The increase in the number of distressed properties in Michigan, including Southfield bank owned properties, has resulted in huge declines in property values. This led to lenders not getting enough to cover what is owed them by the foreclosed owner even after the property or land has been sold. In an attempt to get their money back, some lenders in the state are reportedly engineering foreclosure actions in such a way that they can pursue the borrower even after the property has been sold.

Prior to the massive decline in property values brought on by the oversupply of bank owned properties in Michigan, a foreclosure means the homeowner loses his home and that is that.
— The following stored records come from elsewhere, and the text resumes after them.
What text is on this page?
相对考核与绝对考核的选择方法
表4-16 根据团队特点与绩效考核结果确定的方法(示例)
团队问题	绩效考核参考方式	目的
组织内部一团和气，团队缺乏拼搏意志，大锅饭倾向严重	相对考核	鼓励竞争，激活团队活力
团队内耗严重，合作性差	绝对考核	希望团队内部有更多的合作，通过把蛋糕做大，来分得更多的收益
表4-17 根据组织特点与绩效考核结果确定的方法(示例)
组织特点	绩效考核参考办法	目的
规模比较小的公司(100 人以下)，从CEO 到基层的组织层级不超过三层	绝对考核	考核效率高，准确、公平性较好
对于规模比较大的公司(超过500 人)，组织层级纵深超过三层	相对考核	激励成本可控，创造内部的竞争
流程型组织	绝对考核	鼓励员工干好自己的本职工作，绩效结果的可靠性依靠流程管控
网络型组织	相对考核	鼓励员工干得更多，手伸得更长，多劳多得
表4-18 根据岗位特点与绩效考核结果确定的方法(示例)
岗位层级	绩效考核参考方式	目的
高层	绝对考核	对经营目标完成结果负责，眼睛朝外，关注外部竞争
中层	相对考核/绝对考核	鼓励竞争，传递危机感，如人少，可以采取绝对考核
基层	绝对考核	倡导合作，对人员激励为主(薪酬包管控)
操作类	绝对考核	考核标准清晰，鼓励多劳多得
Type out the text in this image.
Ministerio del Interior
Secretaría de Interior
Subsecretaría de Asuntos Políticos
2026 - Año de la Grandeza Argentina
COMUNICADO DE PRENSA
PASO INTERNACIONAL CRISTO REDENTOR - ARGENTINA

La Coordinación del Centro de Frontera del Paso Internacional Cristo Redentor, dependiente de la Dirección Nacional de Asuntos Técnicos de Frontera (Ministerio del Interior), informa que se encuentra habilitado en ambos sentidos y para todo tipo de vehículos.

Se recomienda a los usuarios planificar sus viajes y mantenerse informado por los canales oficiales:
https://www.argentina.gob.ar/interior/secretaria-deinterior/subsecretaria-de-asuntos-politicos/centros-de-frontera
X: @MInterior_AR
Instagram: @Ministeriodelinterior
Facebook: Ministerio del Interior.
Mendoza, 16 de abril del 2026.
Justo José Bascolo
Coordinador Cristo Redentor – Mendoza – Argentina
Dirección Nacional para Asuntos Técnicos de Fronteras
Lenders who foreclose usually get what is owed to them by the former owner by selling the property.

However, declining values of houses and other types of real estate mean that, even after conducting a residential or a bank owned land sale, the lender will still not be able to recoup his losses. This led to more lenders pursuing borrowers after the foreclosed property has been sold to get them to pay for the balance of the loan that the sale failed to cover.

This amount that borrowers supposedly owe to their lenders even after the sale of bank owned house foreclosures is called mortgage deficiency. According to housing experts, the amount could escalate over the years as interests and fees are added to the balance each year that the borrower fails to pay it in full.

Michigan law does have a provision that makes pursuing borrowers legal even after a residential or a bank owned land sale has been completed. However, lenders often do not use it, and most just take the property and let borrowers walk away. But with property values declining, more lenders are reportedly pursuing mortgage deficiency claims in the region.
John Cutts has been educated in the finer points of the foreclosure market over 5 years.